Certains actuaires sont directement recrutés par les grandes entreprises au sein de leur service ressources humaines ou finance. Ils travaillent alors sur les rémunérations au sens large, les « benefits » sur les sujets de la santé, de la prévoyance, de la retraite ou encore de l’épargne salariale. Dans les banques enfin, les actuaires sont notamment chargés de calculer les risques liés aux placements, notamment sur les marchés obligataires, et de réaliser de la valorisation de produits financiers, parfois extrêmement complexes.
Des salaires toujours très attractifs
- Alors que les professionnels peinent à recruter, les revenus proposés aux actuaires sont attractifs. Selon l’Institut des Actuaires, le salaire d’un actuaire junior après une première expérience en alternance peut atteindre 45 000 euros. Entre trois et cinq ans d’expérience, il peut grimper dans une fourchette comprise entre 60 000 et 70 000. Au-delà des salaires, le métier est également attractif au regard des opportunités offertes. Dans les sociétés de conseil en actuariat, les actuaires peuvent ainsi gravir tous les échelons pour devenir manager voire associé. Au sein des compagnies d’assurances ainsi que dans les entreprises, ils ont également la possibilité d’évoluer vers des postes de management, voire de direction financière, des inventaires…
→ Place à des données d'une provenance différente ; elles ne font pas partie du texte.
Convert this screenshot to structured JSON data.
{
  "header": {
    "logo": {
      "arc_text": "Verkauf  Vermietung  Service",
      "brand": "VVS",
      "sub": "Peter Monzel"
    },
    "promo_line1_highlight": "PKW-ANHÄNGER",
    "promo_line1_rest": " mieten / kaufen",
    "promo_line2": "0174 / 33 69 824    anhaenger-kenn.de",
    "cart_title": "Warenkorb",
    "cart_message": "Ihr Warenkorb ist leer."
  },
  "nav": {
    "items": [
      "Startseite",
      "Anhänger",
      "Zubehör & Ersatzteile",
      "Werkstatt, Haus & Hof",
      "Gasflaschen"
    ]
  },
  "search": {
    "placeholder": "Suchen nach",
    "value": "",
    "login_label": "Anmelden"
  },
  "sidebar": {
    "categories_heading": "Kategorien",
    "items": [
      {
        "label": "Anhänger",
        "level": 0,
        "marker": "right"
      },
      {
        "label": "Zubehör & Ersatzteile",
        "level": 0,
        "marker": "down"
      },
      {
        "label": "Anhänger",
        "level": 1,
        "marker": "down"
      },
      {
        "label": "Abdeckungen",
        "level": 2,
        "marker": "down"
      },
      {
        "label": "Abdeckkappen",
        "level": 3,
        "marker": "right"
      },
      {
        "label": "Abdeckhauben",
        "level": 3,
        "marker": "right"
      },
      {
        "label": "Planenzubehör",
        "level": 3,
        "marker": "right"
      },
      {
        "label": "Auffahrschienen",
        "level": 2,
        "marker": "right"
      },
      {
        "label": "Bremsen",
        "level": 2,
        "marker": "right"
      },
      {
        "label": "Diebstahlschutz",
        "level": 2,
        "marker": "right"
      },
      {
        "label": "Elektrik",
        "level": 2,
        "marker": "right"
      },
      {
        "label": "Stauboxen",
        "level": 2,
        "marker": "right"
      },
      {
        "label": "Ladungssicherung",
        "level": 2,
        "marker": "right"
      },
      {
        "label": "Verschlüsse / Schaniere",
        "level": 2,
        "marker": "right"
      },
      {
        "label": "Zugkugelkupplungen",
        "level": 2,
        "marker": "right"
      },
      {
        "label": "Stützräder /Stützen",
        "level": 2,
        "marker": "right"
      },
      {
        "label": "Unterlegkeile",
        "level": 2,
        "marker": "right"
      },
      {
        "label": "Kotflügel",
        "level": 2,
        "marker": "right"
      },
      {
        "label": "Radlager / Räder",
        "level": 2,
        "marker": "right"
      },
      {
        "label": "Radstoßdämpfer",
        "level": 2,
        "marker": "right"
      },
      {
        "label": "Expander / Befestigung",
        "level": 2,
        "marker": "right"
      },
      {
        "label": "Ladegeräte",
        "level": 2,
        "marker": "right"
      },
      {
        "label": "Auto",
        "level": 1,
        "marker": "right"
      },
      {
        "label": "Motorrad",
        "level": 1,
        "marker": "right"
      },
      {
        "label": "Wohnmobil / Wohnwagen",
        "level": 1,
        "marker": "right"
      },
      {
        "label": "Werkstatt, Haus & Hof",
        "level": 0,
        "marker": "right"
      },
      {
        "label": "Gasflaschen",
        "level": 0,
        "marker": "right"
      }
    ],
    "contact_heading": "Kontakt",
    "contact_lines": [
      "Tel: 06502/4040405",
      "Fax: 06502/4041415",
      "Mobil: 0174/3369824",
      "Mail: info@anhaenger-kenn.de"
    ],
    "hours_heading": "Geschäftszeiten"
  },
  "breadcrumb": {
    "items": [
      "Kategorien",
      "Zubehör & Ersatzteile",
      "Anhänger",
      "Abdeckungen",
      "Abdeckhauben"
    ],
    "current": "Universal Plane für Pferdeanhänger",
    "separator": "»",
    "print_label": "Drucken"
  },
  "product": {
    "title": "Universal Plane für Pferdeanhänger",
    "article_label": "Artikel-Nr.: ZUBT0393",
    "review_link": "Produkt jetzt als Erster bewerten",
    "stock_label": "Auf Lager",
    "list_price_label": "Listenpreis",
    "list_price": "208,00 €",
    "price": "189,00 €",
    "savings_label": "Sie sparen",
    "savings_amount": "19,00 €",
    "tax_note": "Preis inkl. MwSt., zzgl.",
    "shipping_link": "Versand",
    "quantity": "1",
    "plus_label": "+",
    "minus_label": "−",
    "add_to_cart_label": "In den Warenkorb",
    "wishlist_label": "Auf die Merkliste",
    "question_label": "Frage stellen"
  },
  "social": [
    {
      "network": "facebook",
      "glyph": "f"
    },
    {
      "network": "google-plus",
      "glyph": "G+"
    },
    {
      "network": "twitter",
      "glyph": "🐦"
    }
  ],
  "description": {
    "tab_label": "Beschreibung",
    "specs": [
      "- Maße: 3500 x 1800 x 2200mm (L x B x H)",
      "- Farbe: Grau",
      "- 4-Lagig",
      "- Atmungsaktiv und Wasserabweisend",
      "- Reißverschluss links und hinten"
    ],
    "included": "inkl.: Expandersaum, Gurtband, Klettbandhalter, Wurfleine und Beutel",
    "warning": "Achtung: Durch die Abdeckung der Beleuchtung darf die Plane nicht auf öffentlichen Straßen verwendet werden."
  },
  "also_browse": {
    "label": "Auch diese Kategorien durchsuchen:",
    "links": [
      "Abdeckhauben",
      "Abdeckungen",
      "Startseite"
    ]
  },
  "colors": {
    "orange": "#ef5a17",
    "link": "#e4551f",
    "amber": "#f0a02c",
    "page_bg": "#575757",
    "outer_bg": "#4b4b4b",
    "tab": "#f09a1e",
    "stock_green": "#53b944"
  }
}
Des profils très scientifiques
Quel que soit l’employeur, le métier d’actuaire nécessite des compétences techniques métiers et mathématiques pointues (statistiques et probabilités). Les actuaires doivent également maîtriser les bases de la comptabilité et être ouverts à de nombreux champs disciplinaires (économie, économétrie, sciences sociales, etc.). « A leur base scientifique solide s’ajoute désormais une capacité à collecter et traiter la donnée en s’appuyant, par exemple, sur les nouvelles technologies d’intelligence artificielle et ce afin de quantifier et qualifier au mieux les risques », poursuit Laurent Griveau. Ils doivent également savoir appréhender les nouvelles normes ou textes juridiques en lien avec leur métier.
Au-delà de leur expertise technique, les actuaires sont également attendus sur leurs soft skills et en particulier sur leur capacité à s’exprimer et à expliquer clairement leurs résultats. A cet effet, la maîtrise des outils de datavisualisation (présentation graphique de données) est indispensable. Enfin, ils doivent faire preuve de curiosité et être capables de procéder à une veille sur leurs sujets. Une attente d’autant plus importante aujourd’hui au regard des évolutions constantes des risques et de leurs impacts.